On a more positive note it's easier than I thought it would be though. I was the kind of anxious child who assumed I'd do badly at everything so as a result I feel like I'm actually doing quite well😄

PermanentTemporary · 04/06/2025 00:10

It's a bit hard to remember what I thought it would be like, but I do know if you'd told me I would be able to choose to read during meals AND to do things like go shopping and/or go to the cinema on a Sunday, I would have thought that was absolutely brilliant, and tbh it really is.

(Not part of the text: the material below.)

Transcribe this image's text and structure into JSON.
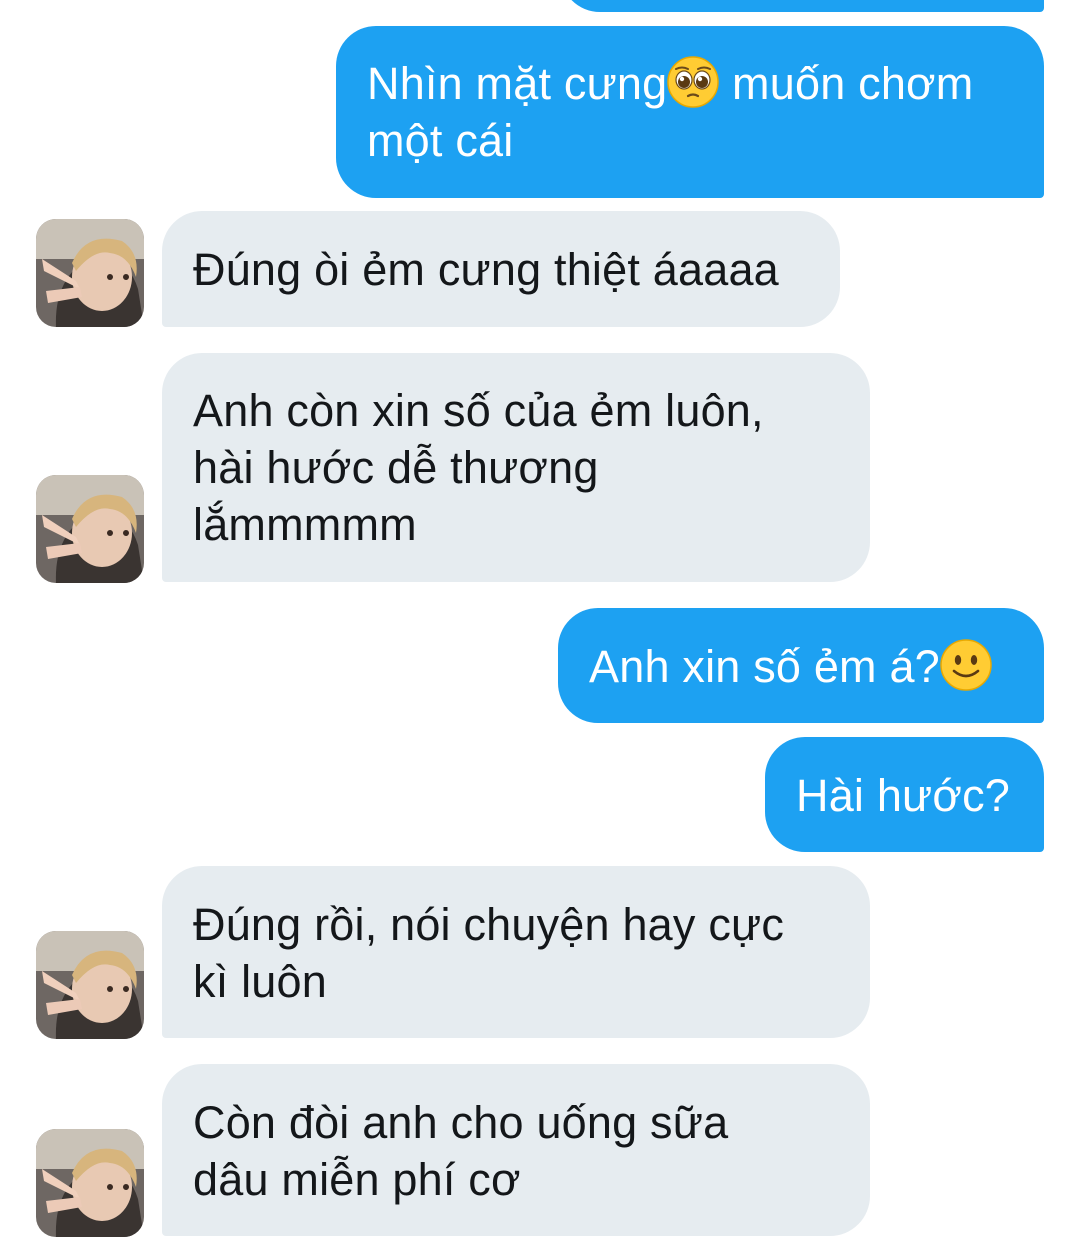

Tbh I am still incredibly excited at most of the things I'm allowed to do as an adult. There's something to be said for a childhood involving a lot of church, hard work, long walks, visits to ancient relatives who live on bran and like to test your general knowledge, and hand me down clothes.

cakedup · 04/06/2025 00:31

I thought I would live with my best friend. We would talk about it excitedly and couldn't wait! Like one long sleepover.

Tbrh · 04/06/2025 01:31

I didn't realise it would be so shit! Adulting is hard

Neves7 · 04/06/2025 01:52

I thought I’d be a lot more glamorous, have a daring job and throw fabulous parties for my large group of friends in exciting locations. Well I usually wear graphic tees and leggings, I’m a bit of a recluse and I work in cybersecurity. Real life has a lot less quicksand and daring rescues than my childhood reading led me to believe. Also no one has dramatically asked me to save the world yet…. Still waiting on that one 😂

I’d never get married but have multiple mysterious men pining after me…

Also flying cars and aliens figured in there somewhere…

AcrossthePond55 · 04/06/2025 02:03

When I was a child I thought that being 'grown up' meant that no one would ever be able to tell me what to do again. NOT EVER!

Oh, how wrong I was!

Crushed23 · 04/06/2025 02:24

As a child, I was obsessed with being a wedding guest and all the outfits I would wear to friends’ weddings. I fantasised about my own wedding but less so (as wedding dresses are pretty boring). I still remember some of the fantasy dresses too, 25 years later.

More generally, I was a very unhappy teenager and I could never have imagined how great life as an adult could be. I used to hate being told what to do, by teachers, parents, toxic friends etc. and having little control over my life. As an adult, I am free and independent and more or less do what I want when I want. It’s utterly fantastic.